Dont know if this is really a DIY, but I thought this would be the best place to post it.

So here is the story. I have a 95g tank that I am cycling right now, and I am at the stage of doing water changes every day to help keep the nitrites down. I am doing about a 30% (roughly 30g) water changes. Now mind you I have never done a water change on such a large tank (my other tank is only 36g), so I thought I would use my water changer/gravel vac that I used on my small tank. Well as you can probably imagine, I used a ton of water doing it this way. So no more of that. So the next day I went the old fashioned way and just used a 5g bucket. Well since it is 5 ft to the top of my tank I had to use a step ladder (Im only 5ft 9in  ) to even be able to get up there to get the bucket in! Then of course I had to lift the full bucket up and over the top of the tank (all the while sloshing water everywhere  ) then lug the bucket through the house to dump in the yard. So after two days of doing this I told myself there had to be a better way to get the water out without all the manual labor, mess, and wasted water.

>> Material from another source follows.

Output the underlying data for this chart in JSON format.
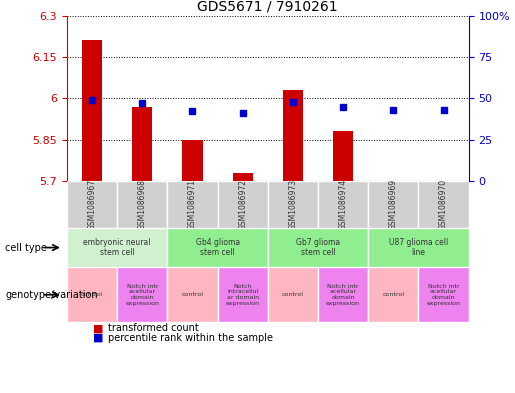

After a little brainstorming I cam up with this:










That is the water pump from my swamp cooler hooked to my gravel vac (amazingly enough it fit the gravel vac hose perfectly  ). I was then able to run the vac hose out a window into the grass (water didnt go to waste :thumb: ) and then hold the pump in the tank (pump is not submersible) and then just pump out my roughly 30g (it took about 10 minutes) with no mess and no wasted water  .

These pumps can be purchased at most big name home improvement stores or online for as little as $25, and all the all the large retail pet stors carry the gravel vacs.

So anyways, there is my little DIY/quick water change trick. Not sure what everyone will thin of it, but I thought it was pretty nifty and saved me a whole lot of time, mess, and water.


----------



## Dieselfool (Aug 11, 2010)

Cool idea, but a couple of concerns. With a non-submersable pump, I would gather that your just holding it suspended in the water with the motor above the waterline, yes? Electricity and water= disaster. Should you loose your balance, this could really hurt....or worse. Also doing it this way your not able to vacuum the gravel clean of fish waste. Just a thought.


----------



## R6RaVeN37 (Aug 10, 2012)

Dieselfool said:


> I would gather that your just holding it suspended in the water with the motor above the waterline, yes? Electricity and water= disaster. Should you loose your balance, this could really hurt....or worse.


Already thought of that, as I have had a few encounters with electrical shocks through work and other various ventures :lol: I actully tied a length of rope to the top of the motor and then dangled it in the tank that way. That way i kept myself away from the pump, and since I did that I didnt have to use the step ladder anymore, so very little chance of losing my balance, that is unless we have one of our famous California earthquakes while I am doing this  . The pump is plugged into a GFI outlet, so in theory if the pump did happen to fall into the tank the GFI circuit should trip and interrupt the power.



> Also doing it this way your not able to vacuum the gravel clean of fish waste. Just a thought.


This was more so just to aid me in removing water from my tank for water changes during the time my tank is cycling. In the future when I have fish and need to vaccum I will just remove the pump and put the attachment back on so I can use it as a vaccum.

Thanks for the concern for my well being and the inputs :thumb:


----------